The team turned to the tech sector, exhibiting at consumer tech show CES in Las Vegas for inspiration. A decade later the team has split the two sides of the business in order to better focus on both.

inamo now offers the tech we have come to expect at restaurants – online booking, contactless payments, online reviews – as well as a more high-tech, interactive dining experience that led it to be described as “possibly the best first-date spot in London” by one leading dating site.

The tech varies slightly between the different locations, but each incorporates variations of an overhead projection system, touch panels and a track pad built into the table. With these you can do everything from playing Battleships to changing the colour of the table cloth and placing your order.

This might sound tech-heavy, but the team wanted to make sure the customer experience wasn’t too ‘computery’ or intrusive.

“We see it as something which adds to the experience rather than being dehumanising,” explains Hunwick. “It’s a talking point as well as being something that adds significant functional value, and also helps the waiter.

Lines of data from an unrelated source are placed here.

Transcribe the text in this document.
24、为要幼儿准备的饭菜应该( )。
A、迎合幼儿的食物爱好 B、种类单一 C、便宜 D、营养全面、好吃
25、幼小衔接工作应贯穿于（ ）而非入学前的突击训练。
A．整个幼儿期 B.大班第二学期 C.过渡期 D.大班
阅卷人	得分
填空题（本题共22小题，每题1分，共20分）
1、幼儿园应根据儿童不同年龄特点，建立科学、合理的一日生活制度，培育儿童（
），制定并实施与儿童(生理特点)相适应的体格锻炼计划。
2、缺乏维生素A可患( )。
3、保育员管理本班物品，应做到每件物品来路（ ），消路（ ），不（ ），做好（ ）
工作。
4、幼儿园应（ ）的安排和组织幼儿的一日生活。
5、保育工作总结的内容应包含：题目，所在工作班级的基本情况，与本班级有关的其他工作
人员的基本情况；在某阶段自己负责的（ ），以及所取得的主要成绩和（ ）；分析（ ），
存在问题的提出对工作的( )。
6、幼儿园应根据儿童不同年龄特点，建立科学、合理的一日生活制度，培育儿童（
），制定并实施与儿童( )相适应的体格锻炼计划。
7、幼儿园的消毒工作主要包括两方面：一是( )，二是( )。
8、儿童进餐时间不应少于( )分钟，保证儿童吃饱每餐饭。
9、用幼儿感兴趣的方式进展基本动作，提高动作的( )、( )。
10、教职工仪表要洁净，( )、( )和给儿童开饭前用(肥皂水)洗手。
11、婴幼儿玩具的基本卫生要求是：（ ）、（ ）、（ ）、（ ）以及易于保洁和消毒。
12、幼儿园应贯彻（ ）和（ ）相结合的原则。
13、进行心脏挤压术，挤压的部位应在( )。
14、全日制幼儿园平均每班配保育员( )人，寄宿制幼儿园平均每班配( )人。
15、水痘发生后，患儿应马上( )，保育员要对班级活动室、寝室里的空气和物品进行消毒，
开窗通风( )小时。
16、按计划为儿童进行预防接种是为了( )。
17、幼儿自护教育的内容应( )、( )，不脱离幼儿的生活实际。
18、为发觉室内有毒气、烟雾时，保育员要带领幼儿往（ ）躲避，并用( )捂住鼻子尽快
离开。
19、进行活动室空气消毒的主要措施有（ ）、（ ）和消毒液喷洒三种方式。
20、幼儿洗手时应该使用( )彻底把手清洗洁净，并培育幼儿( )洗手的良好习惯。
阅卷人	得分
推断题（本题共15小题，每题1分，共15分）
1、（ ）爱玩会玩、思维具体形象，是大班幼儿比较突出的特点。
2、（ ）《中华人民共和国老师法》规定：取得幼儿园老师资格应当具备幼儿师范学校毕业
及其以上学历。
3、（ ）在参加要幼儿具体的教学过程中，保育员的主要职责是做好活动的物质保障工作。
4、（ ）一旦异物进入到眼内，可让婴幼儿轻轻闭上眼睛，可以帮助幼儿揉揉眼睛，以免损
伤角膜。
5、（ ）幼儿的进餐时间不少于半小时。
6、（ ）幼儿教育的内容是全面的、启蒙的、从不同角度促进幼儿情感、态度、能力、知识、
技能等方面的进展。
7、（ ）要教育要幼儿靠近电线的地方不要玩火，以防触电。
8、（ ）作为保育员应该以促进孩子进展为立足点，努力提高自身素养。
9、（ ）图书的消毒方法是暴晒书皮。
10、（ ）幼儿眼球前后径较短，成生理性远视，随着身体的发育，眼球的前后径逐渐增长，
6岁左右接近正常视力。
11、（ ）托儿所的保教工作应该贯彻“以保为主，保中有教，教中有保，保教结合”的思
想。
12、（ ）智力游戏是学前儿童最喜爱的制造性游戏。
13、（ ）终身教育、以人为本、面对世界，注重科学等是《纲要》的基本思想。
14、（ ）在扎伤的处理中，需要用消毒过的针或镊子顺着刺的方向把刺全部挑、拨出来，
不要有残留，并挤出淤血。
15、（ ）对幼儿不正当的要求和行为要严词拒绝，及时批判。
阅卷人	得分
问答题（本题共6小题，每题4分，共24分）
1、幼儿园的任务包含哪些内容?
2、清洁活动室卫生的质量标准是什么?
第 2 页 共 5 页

“It’s still vital to have an engaged friendly team on the floor, but also important for them to adapt to a different type of service than they may have delivered in other restaurants.

“From the kitchen’s point of view, not a great deal changes.”

As tech continues to innovate, so will the team’s plans for the future.

“We’re developing a music application to tell you what’s playing and what’s on next which might develop into a jukebox,” says Hunwick.

“We also recently introduced the opportunity to choose different backgrounds – for example blackboard or brick wall – so you can graffiti on the table.

“We’re also looking at monthly magic nights and ways of integrating some elements of magic into (the) table, which I’ll keep a bit schtum about, but will be fun.

“We don’t see ourselves as looking to push out the other types of restaurant – I like going to fine dining restaurants or street food places too.

“It’s just a gradual shift in adoption of tech in different forms.

“It’s quite funny now – lots of people said ‘tech in a social space? We’re not sure about that!’ Now that’s radically changed.”